While the HPV vaccine has been successful in cutting down the rate of infection, it hasn’t been easy to get Americans on board to vaccinate their pre-teens.

According to CDC data, less than half of girls and even fewer boys had completed the three dose series of shots in 2013. Because the vaccine is for an STI, parents tend to worry that if their kids get the vaccine they will feel as if it’s acceptable to have sex. Others have expressed concerned over the safety of taking the vaccine.

And back in 2006, there was an initial push to require the vaccine following its approval. This may have seemed premature and left a “bitter taste” for policymakers, although this new research cannot explain why HPV vaccines have been treated differently than previous vaccines said Jason Schwartz, one of the authors of the letter and health policy researcher at Princeton University.

A large body of evidence supports the safety and efficacy of the vaccine, and several studies have found that getting the shots does not lead to kids engaging in more risky sexual behaviour.

“That’s been pretty persuasively put to bed,” Schwartz said.

The HPV vaccine works extremely well, according to a CDC spokesperson.

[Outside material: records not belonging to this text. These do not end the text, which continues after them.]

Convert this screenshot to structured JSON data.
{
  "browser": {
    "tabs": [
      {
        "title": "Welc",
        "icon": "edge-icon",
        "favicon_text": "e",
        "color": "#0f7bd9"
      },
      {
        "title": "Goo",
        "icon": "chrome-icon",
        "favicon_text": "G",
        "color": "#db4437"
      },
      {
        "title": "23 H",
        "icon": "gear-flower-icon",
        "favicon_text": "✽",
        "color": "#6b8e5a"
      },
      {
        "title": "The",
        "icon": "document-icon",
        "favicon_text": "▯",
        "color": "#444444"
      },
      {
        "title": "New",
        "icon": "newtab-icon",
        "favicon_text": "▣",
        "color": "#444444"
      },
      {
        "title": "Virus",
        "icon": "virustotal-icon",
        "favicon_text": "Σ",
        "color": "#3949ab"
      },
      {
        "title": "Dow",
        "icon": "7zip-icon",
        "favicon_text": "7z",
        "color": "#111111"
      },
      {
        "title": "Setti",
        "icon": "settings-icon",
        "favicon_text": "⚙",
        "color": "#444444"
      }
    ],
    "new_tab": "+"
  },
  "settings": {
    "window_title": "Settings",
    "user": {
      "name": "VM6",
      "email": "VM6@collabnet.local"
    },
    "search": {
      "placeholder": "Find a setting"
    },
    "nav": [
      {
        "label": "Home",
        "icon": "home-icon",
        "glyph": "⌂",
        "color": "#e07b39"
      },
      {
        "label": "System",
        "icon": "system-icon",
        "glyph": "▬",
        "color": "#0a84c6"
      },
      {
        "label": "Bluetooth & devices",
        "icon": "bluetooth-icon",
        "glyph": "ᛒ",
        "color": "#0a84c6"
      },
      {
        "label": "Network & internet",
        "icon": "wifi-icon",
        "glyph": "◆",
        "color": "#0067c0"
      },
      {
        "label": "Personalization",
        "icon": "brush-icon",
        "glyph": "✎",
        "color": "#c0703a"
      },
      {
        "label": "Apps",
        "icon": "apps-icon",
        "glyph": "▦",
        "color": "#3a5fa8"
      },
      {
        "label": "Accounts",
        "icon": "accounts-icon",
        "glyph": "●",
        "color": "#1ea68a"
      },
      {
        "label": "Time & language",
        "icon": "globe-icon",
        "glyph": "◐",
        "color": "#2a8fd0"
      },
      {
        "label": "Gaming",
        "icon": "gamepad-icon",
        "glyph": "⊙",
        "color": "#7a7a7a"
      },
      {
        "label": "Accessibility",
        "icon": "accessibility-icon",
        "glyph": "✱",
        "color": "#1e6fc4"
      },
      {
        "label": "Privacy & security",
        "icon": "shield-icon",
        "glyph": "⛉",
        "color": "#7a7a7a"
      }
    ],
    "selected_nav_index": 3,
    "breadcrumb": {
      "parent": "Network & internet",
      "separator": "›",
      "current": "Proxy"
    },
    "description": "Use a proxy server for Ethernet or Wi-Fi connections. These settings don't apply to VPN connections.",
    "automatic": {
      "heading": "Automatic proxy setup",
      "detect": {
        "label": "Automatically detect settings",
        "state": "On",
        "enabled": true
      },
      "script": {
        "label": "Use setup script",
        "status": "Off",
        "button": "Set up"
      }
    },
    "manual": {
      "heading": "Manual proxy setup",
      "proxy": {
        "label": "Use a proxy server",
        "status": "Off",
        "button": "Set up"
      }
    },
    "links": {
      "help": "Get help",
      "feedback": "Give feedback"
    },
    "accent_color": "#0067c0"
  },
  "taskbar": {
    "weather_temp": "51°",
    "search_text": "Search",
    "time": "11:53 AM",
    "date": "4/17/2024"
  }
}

“Since the vaccine was first recommended in 2006, there has been a 56 per cent reduction in vaccine type HPV infections among teen girls in the U.S., even with very low HPV vaccination rates,” the spokesperson told Reuters Health by email. “Research has also shown that fewer teens are getting genital warts.”

Schwartz said he hopes this new study will reopen the conversation about state mandates for the HPV vaccine.